A tall, lean, thin mass of flesh and bone was laying against the wall, face turned away from the door. He was white, and his skin looked lose on his body. He used to be a well toned man whose powerful arms were ready for a fight, now he didn't even look like he could suppurt his own wheight.  
  
He was naked for all to see, and his hair was bright orange, and had grown long, now brushing his shoulders. He'd been in the place for maybe three months now.
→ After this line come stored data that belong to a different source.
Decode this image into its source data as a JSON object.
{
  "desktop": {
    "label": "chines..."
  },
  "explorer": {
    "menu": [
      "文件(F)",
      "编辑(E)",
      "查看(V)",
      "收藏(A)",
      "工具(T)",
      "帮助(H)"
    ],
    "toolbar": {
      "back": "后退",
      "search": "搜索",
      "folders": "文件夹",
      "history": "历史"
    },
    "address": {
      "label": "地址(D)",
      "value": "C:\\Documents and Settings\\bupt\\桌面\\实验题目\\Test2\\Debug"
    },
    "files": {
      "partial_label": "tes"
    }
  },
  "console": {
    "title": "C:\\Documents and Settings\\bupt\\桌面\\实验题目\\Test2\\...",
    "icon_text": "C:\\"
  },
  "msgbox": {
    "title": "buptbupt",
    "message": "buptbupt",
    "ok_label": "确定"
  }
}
His only company was the souls who entered this room before him.  
  
The figures in the doorway remained there, and watched as the weak being stirred. "Will...you tell me..." A raspy voice rang out in the thick still air, "if he is here?...Do...you have Yusuke...Urameshi here...please let him go."  
  
"Have you been asking that for all these long months."  
  
The tortured human, froze, "Yes...please tell me...where he is..." The human felt something warm placed around him. A blanket. He was turned gently, his weak bones breaking if they grasped him.  
  
A sunken in face, now sporting a short scraggily beard, looked up at the three who had them. They were beautiful creatures, but the most gorgeuouse one was looking at him with the most painfull gaze he'd ever seen. His eyes spoke beyond agony, and pain. Tears dripped down his face as if they had been made to so for all eternity.  
  
"This must be a dream..." The human croaked closing his eyes refusing to believe who was in front of him.  
  
He turned to look at the other perfect beings that held him, recognizing their faces. One with green eyes, as endless and long as their is night. Red haired soft to the touch, and beautiful in a gentle way. This beautiful being would be all the more attractive if he wasn't crying.  
  
The other had red eyes, that could burn holes into you without even trying. They were dangerouse eyes, and warned of storms and battles to come. But they were no longer wild with hate, but had been tamed by regret, horror, and sorrow. Something the eyes were not used to showing.  
  
"Hiei...Kurama....no...you can't be real..."  
  
Kurama sobbed loudly, "Oh Kuwabara...oh Kuwabara!" his body rocked with the force of his tears. "We're taking you home now, we're taking you home Kuwabara." Hiei's face was screwed up, trying to contain tears that he refused to shed.  
  
Half dead blue eyes shifted towards the one holding him so carefully. "Oh God...Kuwa..." The figure sobbed. Tears fell out of blues eyes, "It can't be you...Yusuke....it can't be..."  
  
A hand came to the tortured human's cheek. The thumb stroked the skin gently, and rubbed away every tear that threatened to spill out his eyes. The tumb timidly stroked the cracked lips on the face to be soon replaced by gentle lips, tickling lashes dancin gon the human's cheeks.  
  
The kisses were desperate, yet filled with love, and the figure sobbed, "Oh Kuwabara...Kuwabara!" The human placed his arms around his love and sobbed, "No...your not real...this is all in my head..." He sobbed again, knowing the instant he believed this was real, he'd wake up to find himself dreaming.  
  
"Kuwabara, I'm here! I'M HERE, OH KUWABARA! WHY YOU, WHY COULDN'T THEY HAVE GOTTON ME! KUW...KUWA...KUWA..." Yusuke half screamed half sobbed, begging fate for answers.  
  
He kissed Kuwabara hungrilly, and whispered 'I love yous' over and over. Kuwabara responded, but always added that this was only in his head, no matter how wonderful it all felt. "Kuwabara...I'm here...I'm here...." Yusuke held the sobbing man, and whispered in his ear, "You'll never know how deep my love for you goes...I'll find away to give you the strebgth to come back. The strength to come back to me...I'll find a way to let you know just how much I love you, helo you reach out and touch it so that you can find your strength."  
  
As the dark haired man sobbed over the blood, bruises, and dried seman on Kuwabara's body, and vowing to bring Kuwabara back to reality, he hadn't relaized his words had already brought him back.  
  
With love, going deeper than anything, deeper than anyone has ever felt, all one needs to do to return hapiness back to your lover, is reach out and place take their hands. Take their hands and help them touch your heart. When love is lost, use your love to guide them home.  
  
fin---my spell check is broken if you haven't read the above note...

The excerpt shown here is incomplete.